Il ghiacciaio crolla; l’autostrada frana, la neve e sradica gli alberi. È il messaggio che la Valle d’Aosta ha veicolato nel mondo, in Italia e nelle vicine regioni che sono i mercati di prossimità che più frequenta la Valle, alla vigilia della stagione turistica invernale.

Tutto questo mentre i nostri competitori prepongono campagne accattivanti, come quella realizzata dall'Alta Badia e che ha riempito una pagina del Corriere della Sera. Valdostani masochisti e tafazziani? Pare proprio di sì: masochisti felici e tafazziani ridicoli.

Chi ha i capelli bianchi, perché non è stato colpito dalle calvizie, ricorda le campagne della Sanguinetti Comunicazione che promuovevano l’immagine turistica della nostra regione a 360 gradi. Oggi solo Cva nelle sue campagne estive prumuove una Valle d’Aosta dove si vive bene. Aziende che di turismo in Valle d’Aosta la sanno lunga perché studiato e analizzato scientificamente flussi e mercati forniscono suggestioni interessanti e da approfondire ma dopo essere stata presentate in conferenza stampa vengono riposte nei cassetti.

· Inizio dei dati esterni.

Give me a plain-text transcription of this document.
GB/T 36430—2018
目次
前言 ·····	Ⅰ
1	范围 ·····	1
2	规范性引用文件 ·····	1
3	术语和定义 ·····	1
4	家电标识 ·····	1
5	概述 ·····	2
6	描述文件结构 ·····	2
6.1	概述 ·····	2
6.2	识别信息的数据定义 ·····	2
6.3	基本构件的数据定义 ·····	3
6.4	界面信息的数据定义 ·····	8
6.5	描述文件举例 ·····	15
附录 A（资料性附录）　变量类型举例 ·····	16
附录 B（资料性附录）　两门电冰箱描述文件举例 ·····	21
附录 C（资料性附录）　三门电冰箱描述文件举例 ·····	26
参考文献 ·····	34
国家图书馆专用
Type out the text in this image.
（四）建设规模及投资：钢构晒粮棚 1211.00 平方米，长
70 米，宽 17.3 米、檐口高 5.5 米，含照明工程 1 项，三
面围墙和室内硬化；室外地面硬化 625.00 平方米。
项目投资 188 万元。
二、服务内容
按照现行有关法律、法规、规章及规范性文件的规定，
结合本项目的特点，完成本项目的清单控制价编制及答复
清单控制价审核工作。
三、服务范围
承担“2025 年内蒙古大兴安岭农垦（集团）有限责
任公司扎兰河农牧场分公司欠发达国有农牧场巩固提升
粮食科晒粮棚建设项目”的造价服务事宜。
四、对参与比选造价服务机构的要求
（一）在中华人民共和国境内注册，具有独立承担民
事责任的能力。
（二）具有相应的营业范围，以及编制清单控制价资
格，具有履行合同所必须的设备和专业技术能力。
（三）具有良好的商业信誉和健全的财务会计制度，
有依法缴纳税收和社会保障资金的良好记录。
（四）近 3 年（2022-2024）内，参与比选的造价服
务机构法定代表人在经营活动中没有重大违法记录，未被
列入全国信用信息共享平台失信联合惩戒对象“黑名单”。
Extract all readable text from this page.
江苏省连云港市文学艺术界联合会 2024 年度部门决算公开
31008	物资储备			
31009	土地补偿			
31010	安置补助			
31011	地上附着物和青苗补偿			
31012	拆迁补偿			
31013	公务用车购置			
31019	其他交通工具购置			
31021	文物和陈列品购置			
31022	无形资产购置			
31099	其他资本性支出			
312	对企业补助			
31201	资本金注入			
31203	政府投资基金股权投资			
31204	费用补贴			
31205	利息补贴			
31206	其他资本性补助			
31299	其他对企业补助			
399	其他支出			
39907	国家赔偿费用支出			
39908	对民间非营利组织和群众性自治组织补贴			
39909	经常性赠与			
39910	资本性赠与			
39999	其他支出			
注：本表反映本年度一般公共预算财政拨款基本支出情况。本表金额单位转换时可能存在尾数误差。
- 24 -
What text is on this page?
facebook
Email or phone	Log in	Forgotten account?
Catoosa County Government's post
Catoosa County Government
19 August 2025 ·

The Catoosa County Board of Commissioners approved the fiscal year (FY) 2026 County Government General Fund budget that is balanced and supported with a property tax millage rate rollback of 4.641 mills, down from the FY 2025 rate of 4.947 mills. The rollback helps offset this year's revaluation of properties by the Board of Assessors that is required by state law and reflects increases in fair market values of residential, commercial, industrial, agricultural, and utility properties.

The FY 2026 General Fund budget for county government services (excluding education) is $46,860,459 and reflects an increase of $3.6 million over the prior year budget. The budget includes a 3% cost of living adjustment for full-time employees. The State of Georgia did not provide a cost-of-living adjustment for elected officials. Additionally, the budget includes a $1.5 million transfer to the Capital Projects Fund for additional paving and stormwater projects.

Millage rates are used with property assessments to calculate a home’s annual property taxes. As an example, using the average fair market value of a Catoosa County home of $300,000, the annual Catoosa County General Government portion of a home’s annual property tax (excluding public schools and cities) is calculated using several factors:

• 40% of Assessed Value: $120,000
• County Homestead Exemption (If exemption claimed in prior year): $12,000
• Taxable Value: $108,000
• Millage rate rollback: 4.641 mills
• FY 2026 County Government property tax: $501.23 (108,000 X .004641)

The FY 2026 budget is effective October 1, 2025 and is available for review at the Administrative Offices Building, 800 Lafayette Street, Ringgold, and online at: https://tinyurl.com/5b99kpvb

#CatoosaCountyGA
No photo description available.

La comunicazione della Valle non può passare lo attraverso gli eventi sportivi e di varietà che pure sono importanti ma non danno l’esatta misura della potenzialità turistica a 360 gradi della Valle. Sono proposte spezzatino mentre serve un progetto perché la Valle d’Aosta sia ricordato perché sede di un macro evento che dura tutto l’anno ma che si evolve con l’alternarsi delle stagioni.

Servono professionalità in grado di trasformare le negatività in occasioni per scoprire una Valle ricca di cultura, storia e tradizioni. Ma servono professionalità. Servono professionisti della comunicazione, servono manager di esperienza. La valorizzazione del patrimonio culturale, artistico e paesaggistico dell’intera regione attraverso il miglioramento della qualità e dell’organizzazione delle strutture e dei servizi di informazione e accoglienza dei flussi turistici, dovrebbe rappresentare un obiettivo prioritario per tutti, dalle proloco ai comuni, da tutte le associazioni professionali di categoria alla Regione.

E invece tutti si affidano a mamma Regione. Lo stesso comune di Aosta è privo di indirizzi di politica turistica.

Troppi dilettanti privi di conoscenze si credono maghi e maghelle in campo turistico. Un albergatore non può essere lo stratega della comunicazione e della promozione turistica. La può fare per il suo albergo.

Chi si occupa di pernottamenti e prime colazioni difficilmente sarà in grado di elaborare una proposta 360 gradi per valorizzare l’offerta della Valle. Il turismo non è solo accoglienza alberghiera ma è tanto tanto tanto altro: dal commercio, alle escursioni, dai siti archeologico, dall’alpinismo agli sport emergenti, dall’agricoltura al turismo sociale.

Ma siamo masochisti tafazziani; godiamo farci del male facendo ridere i nostri competitori. I sarcofagi centoz ne sono l’emblema.

E’ tempo che la Valle d’Aosta sia ricordata per il bello, il piacere, per il vivere bene, per il savoir faire. Ma servono tanta tanta tanta formazione e grandi professionalità.

Nessuno si può più improvvisare. Se vogliamo smettere di essere masochisti tafazziani.